Wednesday, March 6, 2019

Reader's Theater Jane Austen's Juvenilia

Jane Austen, The History of England
British Library
“I soon forgot all my vexations in the pleasure of dancing and of having the most agreable partner in the room. As he is moreover heir to a very large Estate I could see that Lady Greville did not look very well pleased when she found who had been his Choice.” Excerpt From: Jane Austen. “Juvenilia – Volume II.” Apple Books. 

Event:       JASNA CWNY March Meeting
Topic:        Reader's Theater - Lady Greville and The Three Sisters
When:       Saturday, March 16, 2019 at 1 pm
Where:      Pittsford Barnes and Noble, Community Room

At our March meeting local members of JASNA will perform two plays which have been adapted from Jane Austen's Juvenilia. These works, written while Jane Austen was a teenager, contain some of her wittiest dialog. They also explore themes and characterizations that will reoccur in her major novels. 

The adaptations we will be performing were written by Cecily O'Neil. Lady Greville is based on Letter the Third from the second volume of the Juvenilia. The script notes for Lady Greville set the scene and describe the characters.

"The teenage Jane Austen is clearly very conscious of the significance of money, rank and position. In her exchanges with Maria, Lady Greville reveals her close kinship to Lady Catherine de Bourgh in Pride and Prejudice. Maria might be an early sketch for Elizabeth Bennet, who describes Lady Catherine’s manner as ‘dignified impertinence.’ Like Lady Catherine de Bourgh, Lady Greville is outrageously rude, although her expressions are perhaps less decorous and genteel.
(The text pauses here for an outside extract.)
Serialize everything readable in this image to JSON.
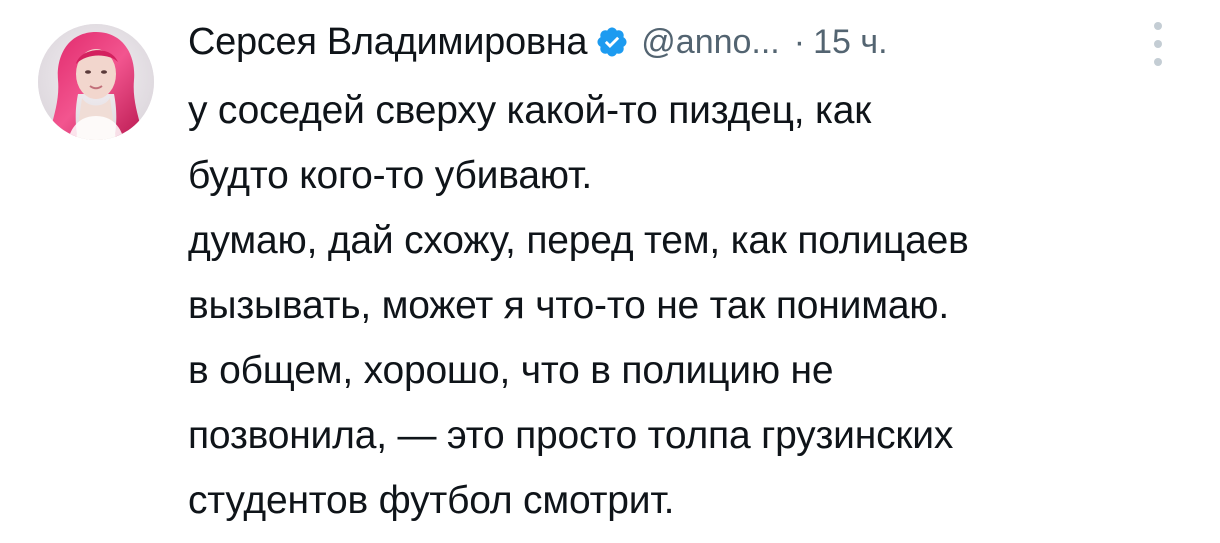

It is unlikely that Lady Catherine would ever describe anyone as being ‘as poor as a rat.’"

In The Three Sisters, Jane Austen explores the romance of matrimony in a way that reminds us of Mr. Collins and Mrs. Bennet.

[Mr. Watts the suitor]“Fine weather, Ladies." Then turning to Mary, "Well, Miss Stanhope, I hope you have at last settled the Matter in your own mind; and will be so good as to let me know whether you will condescend to marry me or not."
"I think, Sir (said Mary) You might have asked in a genteeler way than that. I do not know whether I shall have you if you behave so odd.”
“Mary!" (said my Mother). "Well, Mama, if he will be so cross… "
"Hush, hush, Mary, you shall not be rude to Mr. Watts."
"Pray Madam, do not lay any restraint on Miss Stanhope by obliging her to be civil. If she does not choose to accept my hand, I can offer it else where, for as I am by no means guided by a particular preference to you above your Sisters, it is equally the same to me which I marry of the three.” 

The text continues with what is basically a financial negotiation.

“I should have thought, Miss Stanhope, that when such Settlements are offered as I have offered to you, there can be no great violence done to the inclinations in accepting of them." Mary mumbled out something, which I who sat close to her could just distinguish to be "What's the use of a great Jointure, if Men live forever?" And then audibly "Remember the pin-money; two hundred a year."
"A hundred and seventy-five, Madam."
"Two hundred indeed, Sir" said my Mother.” Excerpt From: Jane Austen. “Juvenilia – Volume I.” Apple Books.

At a very young age Jane Austen was thinking about the realities of marriage and beginning to construct characters that would serve her in her later writings.

The young Jane Austen gives us an insight into how Jane Austen will develop as a writer. Her work at this stage is also hilarious with an unreserved edge. Also, the 2020 JASNA AGM will concentrate on these youthful writings. All of which are good reasons to join us at our March meeting.